The government also presses a conspiracy charge despite the fact that virtually all serious law of war scholars agree it is not a recognized war crime, and four Supreme Court justices went on record with this view in Hamdan v. Rumsfeld. (The fifth vote to halt the trial came from Justice Kennedy, who felt that the conspiracy issue should be deferred until a completed trial record was before the Court. Ironically the commission ultimately acquitted Hamdan of that charge.) Again, these would not be issues in a regular federal prosecution where both terrorism offenses and conspiracy are well established crimes, and the government would only need to factually establish a link between al-Nashiri and the attacks in question to secure a conviction.
The final three charges relate to an October 2002 attack on a French-flagged, civilian tanker, the M/V Limburg, which was under charter to a Malaysian firm when it was struck off the coast of Yemen, killing one Bulgarian crewman. While this attack poses no temporal issue, coming more than a year after 9/11, it is still going to be necessary for the government to demonstrate that the attack was somehow part of the conflict between al Qaeda and the United States. This is something much easier said in a public release than proved in a court of law.

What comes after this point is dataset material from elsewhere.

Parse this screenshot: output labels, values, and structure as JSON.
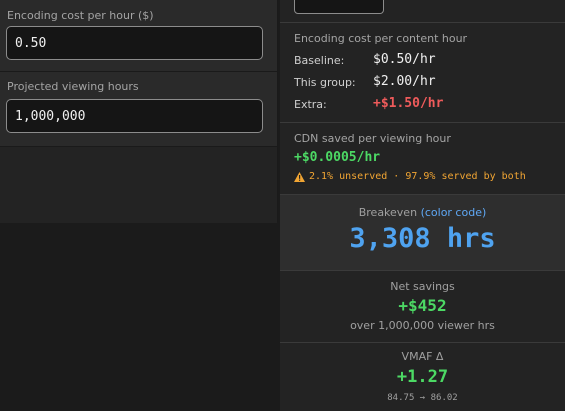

Al Nashiri is widely reported to have been held in CIA custody and subjected to interrogation methods, including death threats, which clearly amount to torture. But as the federal prosecution of Ahmed Ghailani showed, neither prolonged preventative detention nor mistreatment is a bar to civilian conviction. While it is, of course, true (and rightfully so) that federal courts will not admit evidence obtained through coercive interrogations, the Military Commissions Act of 2009 contains a categorical prohibition against doing so as well. So there is no legitimate reason to favor a military trial in this case as compared to a host of legal reasons why a federal trial is preferable.

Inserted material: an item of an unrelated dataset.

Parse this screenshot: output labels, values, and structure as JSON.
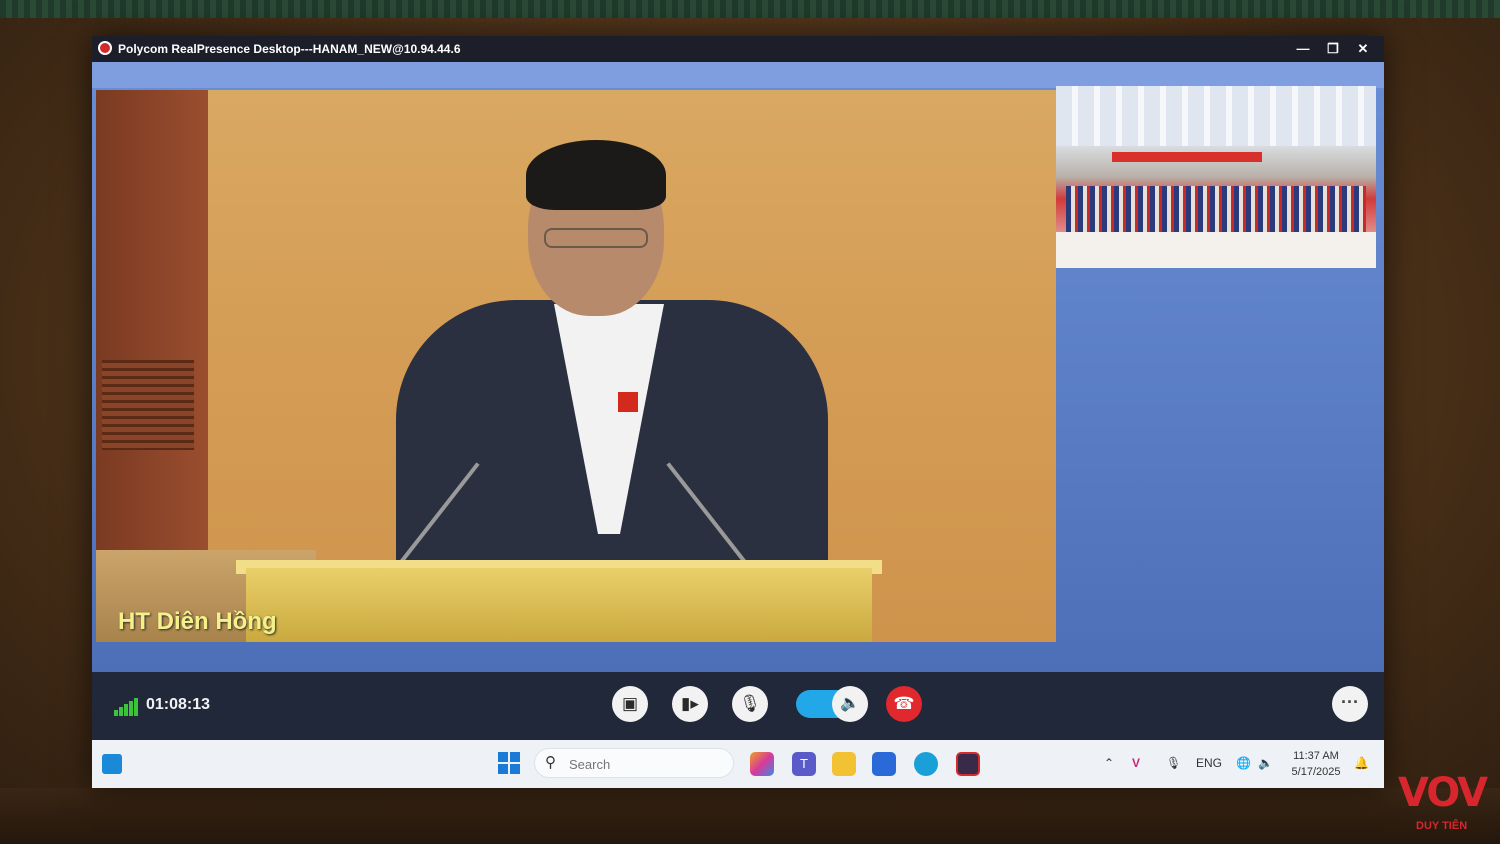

History tells us that military trials perceived as unjust, such as those of two British citizens during the Seminole Wars, almost 400 Dakota Sioux following an 1862 uprising, the Lincoln assassination conspirators, and Germans believed responsible for the World War II Malmédy massacre, can redound to America's detriment. In the conflict with al Qaeda, which possesses many classic counter-insurgency attributes, this will predictably translate into the perceived martyring of the defendant and enhanced terrorist fundraising and recruiting, as well as the establishment of precedent that could be used to legalize future attacks on U.S. military forces.